Today’s healthcare systems are relics from the past. They are based on the creation of huge networks of medical institutions combined with financial and social policies that promised to make them accessible for everyone. Medicine represented the frontlines of public health. By now these systems have become obsolete. In the face of exploding costs and shrinking populations, many healthcare systems face financial meltdown. Acknowledging that public health benefits most from non-medical strategies, the WHO now promotes a ‘health-in-all-policies’ approach. Attention shifts towards prevention and health promotion. This calls for new networks of healthcare facilities. The barriers between medical and non-medical policies need to come down. The biggest challenge is to bridge the gap between medical professionals and designers. Only if these disciplines learn to cooperate with each other in the analysis and design of cities and buildings will it be possible to fully exploit the potential in architecture and urban planning to promote public health. Achieving this is one of the Centre’s principal missions. 

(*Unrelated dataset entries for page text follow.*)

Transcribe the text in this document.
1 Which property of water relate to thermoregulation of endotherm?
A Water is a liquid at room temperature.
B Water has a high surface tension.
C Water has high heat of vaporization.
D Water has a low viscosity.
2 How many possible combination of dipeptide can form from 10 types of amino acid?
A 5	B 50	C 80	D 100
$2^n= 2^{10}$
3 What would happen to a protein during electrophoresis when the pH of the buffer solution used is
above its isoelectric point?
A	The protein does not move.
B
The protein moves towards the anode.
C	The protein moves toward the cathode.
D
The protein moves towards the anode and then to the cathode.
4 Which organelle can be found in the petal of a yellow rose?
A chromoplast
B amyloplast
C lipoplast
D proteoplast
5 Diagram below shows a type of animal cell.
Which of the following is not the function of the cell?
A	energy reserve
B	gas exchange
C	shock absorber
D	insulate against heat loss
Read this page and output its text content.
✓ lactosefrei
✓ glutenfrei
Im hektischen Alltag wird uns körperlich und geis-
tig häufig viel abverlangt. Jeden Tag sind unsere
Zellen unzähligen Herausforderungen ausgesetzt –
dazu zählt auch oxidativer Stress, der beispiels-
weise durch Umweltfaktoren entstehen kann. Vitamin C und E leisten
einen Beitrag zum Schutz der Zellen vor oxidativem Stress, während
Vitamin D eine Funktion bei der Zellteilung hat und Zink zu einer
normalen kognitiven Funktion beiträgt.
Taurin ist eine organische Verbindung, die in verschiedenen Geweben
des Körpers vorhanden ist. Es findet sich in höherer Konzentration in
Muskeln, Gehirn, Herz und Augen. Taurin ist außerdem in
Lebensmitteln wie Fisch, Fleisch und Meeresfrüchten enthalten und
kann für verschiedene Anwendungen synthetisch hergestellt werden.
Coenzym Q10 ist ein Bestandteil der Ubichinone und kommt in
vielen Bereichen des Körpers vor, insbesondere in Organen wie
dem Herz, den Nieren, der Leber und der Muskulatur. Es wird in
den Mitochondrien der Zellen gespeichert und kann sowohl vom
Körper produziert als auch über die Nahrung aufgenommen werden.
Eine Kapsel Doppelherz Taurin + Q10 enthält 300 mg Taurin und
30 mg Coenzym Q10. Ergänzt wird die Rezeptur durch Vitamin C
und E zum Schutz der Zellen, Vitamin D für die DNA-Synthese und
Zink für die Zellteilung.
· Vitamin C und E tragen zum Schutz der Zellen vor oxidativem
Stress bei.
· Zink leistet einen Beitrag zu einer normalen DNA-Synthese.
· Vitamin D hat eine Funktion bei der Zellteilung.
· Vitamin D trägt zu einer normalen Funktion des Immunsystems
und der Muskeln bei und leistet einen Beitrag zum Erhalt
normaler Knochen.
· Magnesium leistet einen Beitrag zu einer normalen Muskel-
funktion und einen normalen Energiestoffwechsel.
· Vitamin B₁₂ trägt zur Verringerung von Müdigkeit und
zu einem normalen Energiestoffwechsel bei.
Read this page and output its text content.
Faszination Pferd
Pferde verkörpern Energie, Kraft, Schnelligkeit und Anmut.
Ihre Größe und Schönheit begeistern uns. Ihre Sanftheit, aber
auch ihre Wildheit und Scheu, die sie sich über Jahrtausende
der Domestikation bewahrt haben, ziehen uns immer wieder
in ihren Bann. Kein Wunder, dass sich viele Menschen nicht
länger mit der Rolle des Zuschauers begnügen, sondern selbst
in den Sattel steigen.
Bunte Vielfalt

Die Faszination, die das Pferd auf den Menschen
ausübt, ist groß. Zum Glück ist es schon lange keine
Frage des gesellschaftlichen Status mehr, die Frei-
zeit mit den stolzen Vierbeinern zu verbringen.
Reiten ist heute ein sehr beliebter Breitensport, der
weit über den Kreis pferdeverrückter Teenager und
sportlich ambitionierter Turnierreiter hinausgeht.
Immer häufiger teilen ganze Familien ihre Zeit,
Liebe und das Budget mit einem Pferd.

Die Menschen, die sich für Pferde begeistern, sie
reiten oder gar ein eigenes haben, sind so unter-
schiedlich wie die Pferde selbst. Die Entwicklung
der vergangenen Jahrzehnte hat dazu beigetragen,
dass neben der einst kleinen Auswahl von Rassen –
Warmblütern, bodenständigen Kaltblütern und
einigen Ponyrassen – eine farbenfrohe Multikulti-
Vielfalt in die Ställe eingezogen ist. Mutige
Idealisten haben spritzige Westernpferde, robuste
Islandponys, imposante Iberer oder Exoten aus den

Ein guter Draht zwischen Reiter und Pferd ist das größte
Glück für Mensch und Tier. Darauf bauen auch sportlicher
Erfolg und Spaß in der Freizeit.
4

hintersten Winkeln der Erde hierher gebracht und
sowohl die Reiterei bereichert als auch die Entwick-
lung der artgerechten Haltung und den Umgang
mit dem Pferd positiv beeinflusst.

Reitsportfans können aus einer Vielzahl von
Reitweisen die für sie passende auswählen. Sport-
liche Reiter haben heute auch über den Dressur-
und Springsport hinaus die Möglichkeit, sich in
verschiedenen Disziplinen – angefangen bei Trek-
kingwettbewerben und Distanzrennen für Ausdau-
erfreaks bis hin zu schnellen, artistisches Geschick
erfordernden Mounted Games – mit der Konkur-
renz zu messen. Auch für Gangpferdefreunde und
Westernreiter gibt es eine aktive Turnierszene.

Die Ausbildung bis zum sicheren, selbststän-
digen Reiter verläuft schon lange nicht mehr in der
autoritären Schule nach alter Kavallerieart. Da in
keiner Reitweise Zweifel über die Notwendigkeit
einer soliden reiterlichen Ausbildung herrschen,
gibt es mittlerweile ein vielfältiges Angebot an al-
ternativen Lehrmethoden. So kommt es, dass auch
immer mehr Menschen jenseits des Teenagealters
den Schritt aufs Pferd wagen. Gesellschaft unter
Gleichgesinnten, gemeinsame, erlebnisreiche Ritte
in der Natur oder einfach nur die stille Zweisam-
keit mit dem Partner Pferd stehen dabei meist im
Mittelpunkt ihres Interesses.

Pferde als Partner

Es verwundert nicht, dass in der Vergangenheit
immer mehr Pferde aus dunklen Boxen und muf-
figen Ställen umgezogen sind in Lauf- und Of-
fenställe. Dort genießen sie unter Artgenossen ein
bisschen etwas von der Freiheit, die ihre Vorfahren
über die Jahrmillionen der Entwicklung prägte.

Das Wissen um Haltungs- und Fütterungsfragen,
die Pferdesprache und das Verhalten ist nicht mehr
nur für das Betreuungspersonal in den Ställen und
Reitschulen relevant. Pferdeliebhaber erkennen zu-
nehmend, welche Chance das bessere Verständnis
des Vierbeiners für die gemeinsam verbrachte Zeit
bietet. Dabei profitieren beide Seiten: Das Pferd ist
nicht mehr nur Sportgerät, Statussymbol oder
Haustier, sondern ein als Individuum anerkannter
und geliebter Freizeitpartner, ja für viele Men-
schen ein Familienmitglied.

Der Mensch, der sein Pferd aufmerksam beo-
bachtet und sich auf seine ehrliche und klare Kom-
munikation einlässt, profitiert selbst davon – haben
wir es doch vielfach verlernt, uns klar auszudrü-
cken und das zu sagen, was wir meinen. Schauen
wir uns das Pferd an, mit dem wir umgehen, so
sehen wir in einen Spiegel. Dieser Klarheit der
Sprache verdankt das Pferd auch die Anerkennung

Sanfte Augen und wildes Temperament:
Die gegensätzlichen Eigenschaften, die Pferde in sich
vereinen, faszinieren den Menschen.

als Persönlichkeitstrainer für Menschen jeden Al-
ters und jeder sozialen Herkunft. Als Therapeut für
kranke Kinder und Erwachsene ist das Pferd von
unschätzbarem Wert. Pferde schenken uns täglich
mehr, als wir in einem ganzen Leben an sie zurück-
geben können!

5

The Centre combines the research activities of its core members and also engages in research projects for, amongst other clients, municipalities and healthcare institutions. Integration is a key term. Characteristic for the work of the Expertise Centre is the ambition to integrate relevant medical knowhow in the analysis and design of the city. The architectural design disciplines have developed the most adequate vocabulary for the analysis of the built environment and the way it impacts lifestyles. The urban discipline can map the distribution of people’s activities (‘functions’) in space (‘zoning’); it analyses the connections between these zones (roads, highways, public transportation, but also telecommunication, mobile phones and the Internet), which ideally results in precise assessment of the citizens’ daily living patterns. The health performance of cities is determined by many aspects, among others the building types and the design of public space (street profiles, greenery, water). The Expertise Centre uses a simple but adequate model of the healthy city as a bridge between urbanism and its intended impact om public health. 

The Centre initiates and is involved in various research projects. To this end, it closely cooperates with the Expertise Centre Landscape, CASUS, and the European Network Architecture for Health [alledrie als link]. Currently, the Centre works on an analysis of public health in post-war neighbourhoods.